[Form 4] Guardant Health, Inc. Insider Trading Activity
Rhea-AI Filing Summary
Guardant Health director and Chief Legal Officer John G. Saia reported transactions on Form 4 showing equity activity dated 09/15/2025. The filing discloses that 1,019 restricted stock units vested and were converted into 1,019 shares, of which the company retained a portion to satisfy tax withholding (the filing states the retained amount equaled the tax liability). Also on 09/15/2025 Mr. Saia sold 535 shares at $54.79 per share. After these transactions he beneficially owned 45,967 shares of Guardant Health common stock.
Positive
- RSU vesting resulted in an increase of 1,019 shares to the reporting person's holdings, reflecting compensation realization
- Company retained only the necessary shares for tax withholding, as stated, indicating standard post-vesting treatment
Negative
- Disposition of 535 shares at $54.79 represents insider selling activity which some investors may view as liquidity-taking
- Net change reduces immediately liquid holdings compared with the gross vesting amount due to the sale and withholding
Insights
TL;DR: Officer exercised vesting-driven share receipt while selling a smaller block, a routine insider liquidity event.
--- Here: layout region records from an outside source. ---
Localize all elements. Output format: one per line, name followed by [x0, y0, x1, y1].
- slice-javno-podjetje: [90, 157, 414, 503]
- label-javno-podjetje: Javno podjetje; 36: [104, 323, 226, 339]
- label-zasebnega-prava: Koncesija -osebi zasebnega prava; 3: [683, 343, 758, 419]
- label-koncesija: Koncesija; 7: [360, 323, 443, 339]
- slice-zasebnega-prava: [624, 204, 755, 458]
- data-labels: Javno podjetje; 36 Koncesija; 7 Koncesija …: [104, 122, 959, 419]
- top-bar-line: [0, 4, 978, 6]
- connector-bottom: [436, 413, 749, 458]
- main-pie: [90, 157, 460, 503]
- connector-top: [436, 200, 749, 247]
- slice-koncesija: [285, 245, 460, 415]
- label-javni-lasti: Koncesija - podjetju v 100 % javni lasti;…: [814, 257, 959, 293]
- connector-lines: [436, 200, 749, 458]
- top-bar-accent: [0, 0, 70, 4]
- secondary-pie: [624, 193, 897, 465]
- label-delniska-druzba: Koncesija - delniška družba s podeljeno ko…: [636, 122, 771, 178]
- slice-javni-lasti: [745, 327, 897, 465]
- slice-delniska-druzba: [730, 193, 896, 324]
The Form 4 shows a vesting of 1,019 restricted stock units and a contemporaneous sale of 535 shares at $54.79. The company retained shares to cover tax withholding, which is standard for RSU vesting. This pattern—vesting-driven shares coupled with a partial sale—typically reflects routine compensation settlement and personal liquidity rather than signaling corporate governance change. The filing lists 45,967 shares beneficially owned after activity, a meaningful but not controlling stake.
TL;DR: Insider net increase in holdings from RSU vesting offset by a small sale; impact on float and valuation is likely immaterial.
The reported transactions include an M-code acquisition of 1,019 shares from RSU vesting and an F-code disposition of 535 shares at $54.79. The retained shares for tax withholding are explicitly noted as not exceeding the tax liability. Given the reported post-transaction beneficial ownership of 45,967 shares, the transactions are modest relative to typical public-company floats and are unlikely to materially affect the company’s share supply or signal major insider sentiment shifts.